Par deux arrêts du 10 octobre 2018, la Cour de cassation se penche sur les aspects de droit international privé de l’affaire PIP, très médiatisée par la presse généraliste.

par François Mélinle 24 octobre 2018

La première chambre civile a prononcé, le 10 octobre 2018, deux arrêts relatifs à l’affaire des implants mammaires fabriqués et commercialisés par la société PIP. Cette société avait demandé à une société de droit allemand de procéder à l’évaluation du système de qualité mis en place pour la conception, la fabrication et le contrôle final de ces implants. Le système de qualité de la société PIP fut alors approuvé, de même que la conception d’implants d’un certain type, préremplis de gel de silicone.

Par la suite, il est apparu que ces implants avaient été, pour partie, fabriqués à partir d’un gel de silicone différent du gel figurant dans le dossier présenté. Le ministère de la santé a alors préconisé aux femmes concernées de faire procéder à l’explantation des implants, en raison d’un risque de rupture précoce et du caractère inflammatoire du gel utilisé.

Les deux arrêts du 10 octobre 2018 portent sur le contentieux né de cette affaire. Leur intérêt concerne essentiellement des questions de droit international privé, relatives au délai d’exercice du pourvoi en cassation, de la compétence internationale et de la loi applicable.

Le délai de distance

À la suite du prononcé de la décision d’appel, des pourvois en cassation ont été formés.

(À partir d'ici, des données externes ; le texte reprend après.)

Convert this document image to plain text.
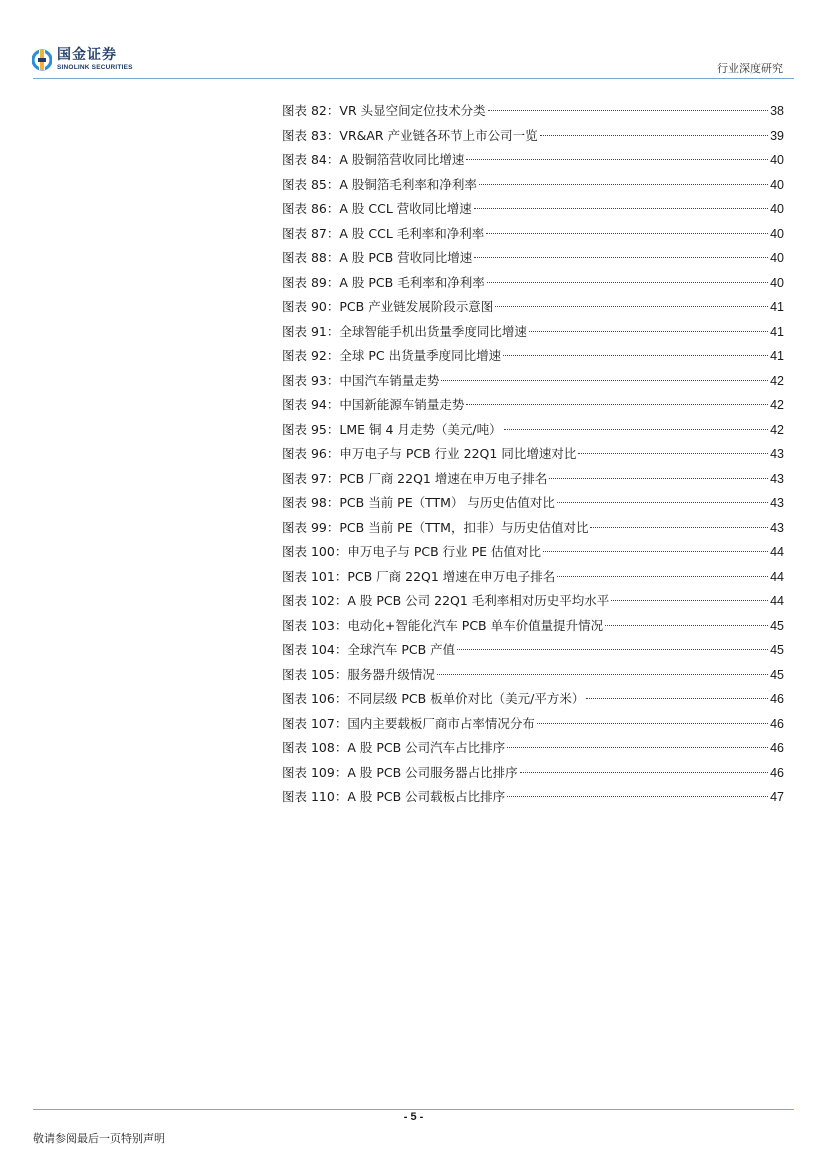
国金证券
SINOLINK SECURITIES	行业深度研究
图表 82： VR 头显空间定位技术分类	38
图表 83： VR&AR 产业链各环节上市公司一览	39
图表 84： A 股铜箔营收同比增速	40
图表 85： A 股铜箔毛利率和净利率	40
图表 86： A 股 CCL 营收同比增速	40
图表 87： A 股 CCL 毛利率和净利率	40
图表 88： A 股 PCB 营收同比增速	40
图表 89： A 股 PCB 毛利率和净利率	40
图表 90： PCB 产业链发展阶段示意图	41
图表 91： 全球智能手机出货量季度同比增速	41
图表 92： 全球 PC 出货量季度同比增速	41
图表 93： 中国汽车销量走势	42
图表 94： 中国新能源车销量走势	42
图表 95： LME 铜 4 月走势（美元/吨）	42
图表 96： 申万电子与 PCB 行业 22Q1 同比增速对比	43
图表 97： PCB 厂商 22Q1 增速在申万电子排名	43
图表 98： PCB 当前 PE（TTM） 与历史估值对比	43
图表 99： PCB 当前 PE（TTM，扣非）与历史估值对比	43
图表 100： 申万电子与 PCB 行业 PE 估值对比	44
图表 101： PCB 厂商 22Q1 增速在申万电子排名	44
图表 102： A 股 PCB 公司 22Q1 毛利率相对历史平均水平	44
图表 103： 电动化+智能化汽车 PCB 单车价值量提升情况	45
图表 104： 全球汽车 PCB 产值	45
图表 105： 服务器升级情况	45
图表 106： 不同层级 PCB 板单价对比（美元/平方米）	46
图表 107： 国内主要载板厂商市占率情况分布	46
图表 108： A 股 PCB 公司汽车占比排序	46
图表 109： A 股 PCB 公司服务器占比排序	46
图表 110： A 股 PCB 公司载板占比排序	47
- 5 -
敬请参阅最后一页特别声明
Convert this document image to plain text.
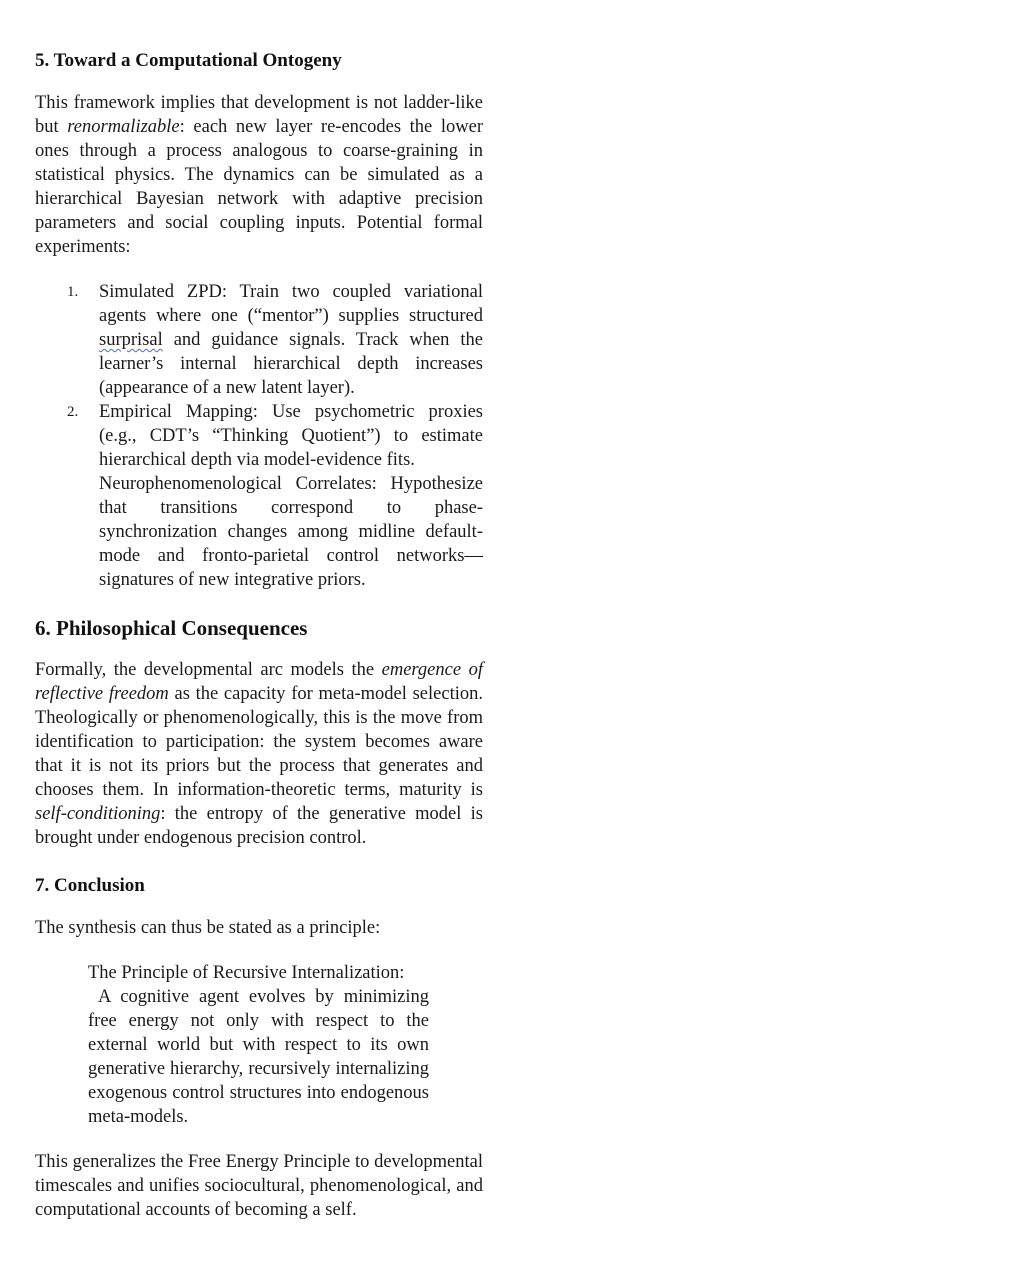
5. Toward a Computational Ontogeny

This framework implies that development is not ladder-like but renormalizable: each new layer re-encodes the lower ones through a process analogous to coarse-graining in statistical physics. The dynamics can be simulated as a hierarchical Bayesian network with adaptive precision parameters and social coupling inputs. Potential formal experiments:

1. Simulated ZPD: Train two coupled variational agents where one (“mentor”) supplies structured surprisal and guidance signals. Track when the learner’s internal hierarchical depth increases (appearance of a new latent layer).
2. Empirical Mapping: Use psychometric proxies (e.g., CDT’s “Thinking Quotient”) to estimate hierarchical depth via model-evidence fits.
Neurophenomenological Correlates: Hypothesize that transitions correspond to phase-synchronization changes among midline default-mode and fronto-parietal control networks—signatures of new integrative priors.
6. Philosophical Consequences

Formally, the developmental arc models the emergence of reflective freedom as the capacity for meta-model selection. Theologically or phenomenologically, this is the move from identification to participation: the system becomes aware that it is not its priors but the process that generates and chooses them. In information-theoretic terms, maturity is self-conditioning: the entropy of the generative model is brought under endogenous precision control.

7. Conclusion

The synthesis can thus be stated as a principle:

The Principle of Recursive Internalization:

A cognitive agent evolves by minimizing free energy not only with respect to the external world but with respect to its own generative hierarchy, recursively internalizing exogenous control structures into endogenous meta-models.

This generalizes the Free Energy Principle to developmental timescales and unifies sociocultural, phenomenological, and computational accounts of becoming a self.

Certaines des parties demanderesses au pourvoi étaient domiciliées à l’étranger, ce qui soulevait une difficulté d’appréciation du respect du délai posé par le code de procédure civile pour former un pourvoi (sur l’ensemble de la question, v. Rép. internat., Délai, par F. Leborgne et L. Cadiet, n° 16 ; Rép. pr. civ., v° Pourvoi, par J. et L. Boré, nos 190 et 191).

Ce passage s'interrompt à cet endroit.